Но если быть честными: так ли уж хорошо писали и Толстой и Чехов? То-то же! Взять бы этого Чехова за туберкулезную бороденку да ткнуть носом в его чахоточные плевки, которые, к сожалению, уже засохли: — Не пиши, графоман! Не пиши! Не порть бумагу!

Как можно?! Заступники найдутся… Почитатели, библиографы, мемуаристы… А кто обо мне мемуары напишет? Кто меня, я вас спрашиваю, вспомнит и увековечит?..

От усталости и расстройства я выписывал вензеля ногами, спотыкался, покачивался. Мой тяжкий путь по мостовой был причудлив и зигзагообразен. Вдруг мне показалось, что я не сам иду по улице, а чьи-то пальцы водят мною, как водят карандашом по бумаге. Я шел мелким неровным почерком, я торопился изо всех сил за движением руки, которая сочиняла и записывала на асфальт и эти безлюдные улицы, и эти дома с непогашенными кое-где окошками, и меня самого, всю мою длинную-длинную неудачную жизнь.

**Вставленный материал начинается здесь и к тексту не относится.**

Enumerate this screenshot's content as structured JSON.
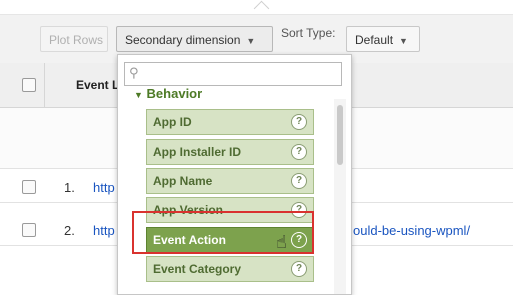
{
  "toolbar": {
    "plot_rows_label": "Plot Rows",
    "secondary_dimension_label": "Secondary dimension",
    "sort_type_label": "Sort Type:",
    "sort_type_value": "Default"
  },
  "table": {
    "column_event_label": "Event L",
    "rows": [
      {
        "num": "1.",
        "link_text": "http"
      },
      {
        "num": "2.",
        "link_text": "http",
        "link_tail": "ould-be-using-wpml/"
      }
    ]
  },
  "dropdown": {
    "search_placeholder": "",
    "group_title": "Behavior",
    "items": [
      {
        "label": "App ID"
      },
      {
        "label": "App Installer ID"
      },
      {
        "label": "App Name"
      },
      {
        "label": "App Version"
      },
      {
        "label": "Event Action",
        "selected": true
      },
      {
        "label": "Event Category"
      }
    ]
  },
  "colors": {
    "item_bg": "#d7e3c5",
    "item_selected_bg": "#7da24d",
    "group_title": "#4d7a26",
    "link": "#1a55c0",
    "highlight_border": "#d9322f"
  }
}
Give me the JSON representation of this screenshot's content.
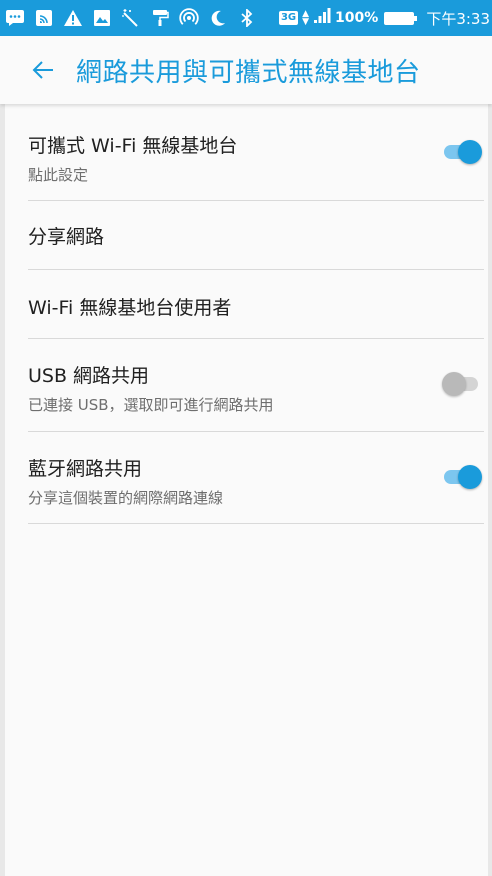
{
  "status_bar": {
    "icons": [
      "chat-icon",
      "cast-icon",
      "warning-icon",
      "image-icon",
      "magic-wand-icon",
      "paint-roller-icon",
      "hotspot-icon",
      "moon-icon",
      "bluetooth-icon"
    ],
    "network": "3G",
    "battery": "100%",
    "time": "下午3:33"
  },
  "app_bar": {
    "title": "網路共用與可攜式無線基地台"
  },
  "settings": [
    {
      "title": "可攜式 Wi-Fi 無線基地台",
      "subtitle": "點此設定",
      "toggle": true
    },
    {
      "title": "分享網路"
    },
    {
      "title": "Wi-Fi 無線基地台使用者"
    },
    {
      "title": "USB 網路共用",
      "subtitle": "已連接 USB，選取即可進行網路共用",
      "toggle": false
    },
    {
      "title": "藍牙網路共用",
      "subtitle": "分享這個裝置的網際網路連線",
      "toggle": true
    }
  ],
  "colors": {
    "accent": "#1a9bdb",
    "toggle_on_track": "#7cc6ef",
    "toggle_off_thumb": "#b9b9b9",
    "background": "#fafafa"
  }
}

Тогда я вырвался, круто затормозил, остановясь на полном разгоне, и чуть не упал, и посмотрел исподлобья в темное небо, низко нависшее над моим лбом. Я сказал не громко, но достаточно основательно, обращаясь прямо туда:

— Эй, ты, графоман! Бросай работу! Все, что ты пишешь, — никуда не годится. Как ты все бездарно сочинил. Тебя невозможно читать…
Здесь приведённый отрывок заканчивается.